The terrorists are supposedly media-savvy, designing their activities mainly based on how they’ll play in the U.S. press. We’re allegedly too susceptible to fretting over bad news and too fearful of casualties. We don’t understand that it’s absolutely vital that once the Bush administration decides on a course of action, no matter how seriously wrong-headed, the nation simply cannot turn back. Under their military theories, you don’t ever dare stop throwing good money after bad; instead, you keep increasing the bet. War, they say, is like poker; if you raise the stakes enough, you can win.


Did I say this theory was stupid? The poker analogy is particularly pathetic, because winning by raising the stakes depends on the other players not throwing good money after bad, to save their chips for the next hand. It’s also, as Matthew Yglesias notes, bad poker strategy because of the difference between the U.S. military -- which can leave Iraq -- and the Iraqis, who can’t. How do you bluff a player who’s already "all in"?

It’s also stupid because who, exactly, in Iraq is the enemy we’re trying to impress with our strength of will? Is it al Qaeda in Iraq, a marginal foreign presence? Former Ba’ath party officials? The Sunnis? Muqtada al-Sadr? The Iranian-backed Shi’a political parties, like the Supreme Council for the Islamic Revolution in Iraq, or SCIRI -- whose leader, Abdul Aziz al-Hakim, met with President Bush earlier this month? It’s hard to know which group upon which we must train our superior mental powers to make sure they understand the firmness of our resolve.

But the usual analogy isn’t that war is like poker (now there’s a slogan for McCain 2008: "Iraq -- a good bet at the time!") Instead, it’s football that’s like war. And if you win wars not by having the right leadership, strategy, and personnel, but rather by having enough willpower and resolve, then why did ASU bother hiring a new coach?

Shouldn’t ASU instead have demonstrated its superior strength of will by keeping Dirk Koetter, thus proving to our enemies that we simply won’t admit defeat, that our ability to absorb punishment far exceeded their ability to dish it out, and that our resources are inexhaustible and our resolve implacable? Isn’t replacing an underperforming coaching staff simply a distraction from demonstrating the willpower needed to triumph over our opponents? If wars are won and lost over the other side’s perceptions of our strengths and weaknesses, why not football games?

You’d never send a football team, at any level, out on the field armed solely with a bizarre theory that victory depends solely on "will." You also don’t tell them we want "victory" without first giving them a scoreboard and a game plan, two subtleties still eluding President Bush. You’d want some recruiting, preparation, and execution, then you’d try to pump everybody up at game time with pep talks about wanting it more than the other guys. Otherwise, we’d choose coaches based on oratory, not recruiting skill.


The most laughable part of the "willpower" theory is that even the most dead-end Republicans don’t really believe that the war in Iraq is the absolutely most important issue our country faces.

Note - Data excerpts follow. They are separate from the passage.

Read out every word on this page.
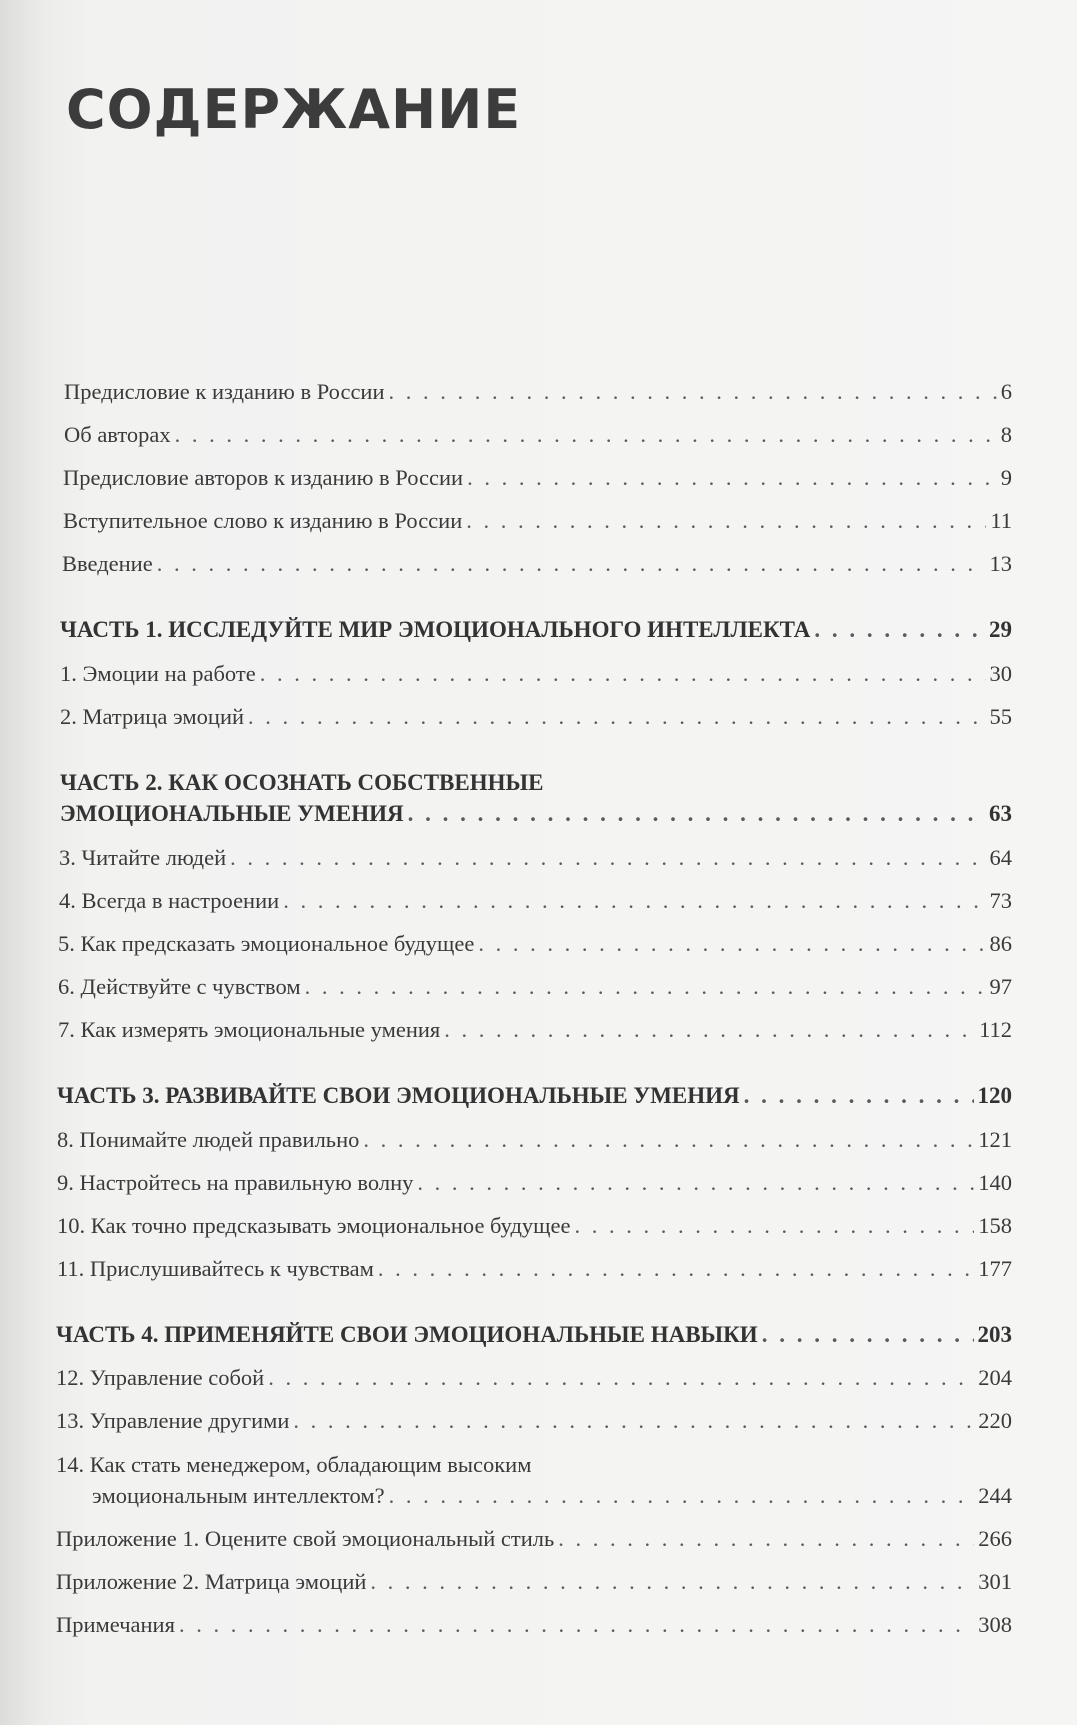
СОДЕРЖАНИЕ
Предисловие к изданию в России . . .	6
Об авторах . . .	8
Предисловие авторов к изданию в России . . .	9
Вступительное слово к изданию в России . . .	11
Введение . . .	13
ЧАСТЬ 1. ИССЛЕДУЙТЕ МИР ЭМОЦИОНАЛЬНОГО ИНТЕЛЛЕКТА . . .	29
1. Эмоции на работе . . .	30
2. Матрица эмоций . . .	55
ЧАСТЬ 2. КАК ОСОЗНАТЬ СОБСТВЕННЫЕ
ЭМОЦИОНАЛЬНЫЕ УМЕНИЯ . . .	63
3. Читайте людей . . .	64
4. Всегда в настроении . . .	73
5. Как предсказать эмоциональное будущее . . .	86
6. Действуйте с чувством . . .	97
7. Как измерять эмоциональные умения . . .	112
ЧАСТЬ 3. РАЗВИВАЙТЕ СВОИ ЭМОЦИОНАЛЬНЫЕ УМЕНИЯ . . .	120
8. Понимайте людей правильно . . .	121
9. Настройтесь на правильную волну . . .	140
10. Как точно предсказывать эмоциональное будущее . . .	158
11. Прислушивайтесь к чувствам . . .	177
ЧАСТЬ 4. ПРИМЕНЯЙТЕ СВОИ ЭМОЦИОНАЛЬНЫЕ НАВЫКИ . . .	203
12. Управление собой . . .	204
13. Управление другими . . .	220
14. Как стать менеджером, обладающим высоким
эмоциональным интеллектом? . . .	244
Приложение 1. Оцените свой эмоциональный стиль . . .	266
Приложение 2. Матрица эмоций . . .	301
Примечания . . .	308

Just ask what they’d do if winning the Iraq war depended on (gasp!) raising taxes.

With more money, we could pay more soldiers and reservists and reconstruct Iraq. We even could bribe more Iraqis. But if winning in Iraq wouldn’t make Republicans willing to reinstate the tax rates on the wealthiest we had during the 1990’s boom, then why, oh why, would we consider sending even more troops on this undefined mission, with no good ending possible?

1 comment:

Hansonius said...

You’d never send a football team, at any level, out on the field armed solely with a bizarre theory that victory depends solely on "will."

That's because a football game is a limited "conflict" where both sides play by the same rules. A conflict with terrorists is essentially different: it has no fixed period of time in which the conflict must resolve itself and one side (i.e. the terrorists) is by definition exempt from certain rules. What you call a "bizarre theory" may work in the one case but not in the other.

...who, exactly, in Iraq is the enemy we’re trying to impress with our strength of will?

Isn't that the point of a war on "terror"? You're impressing whomever may be plotting terror with your firm resolve to resist them and their despicable means and goals?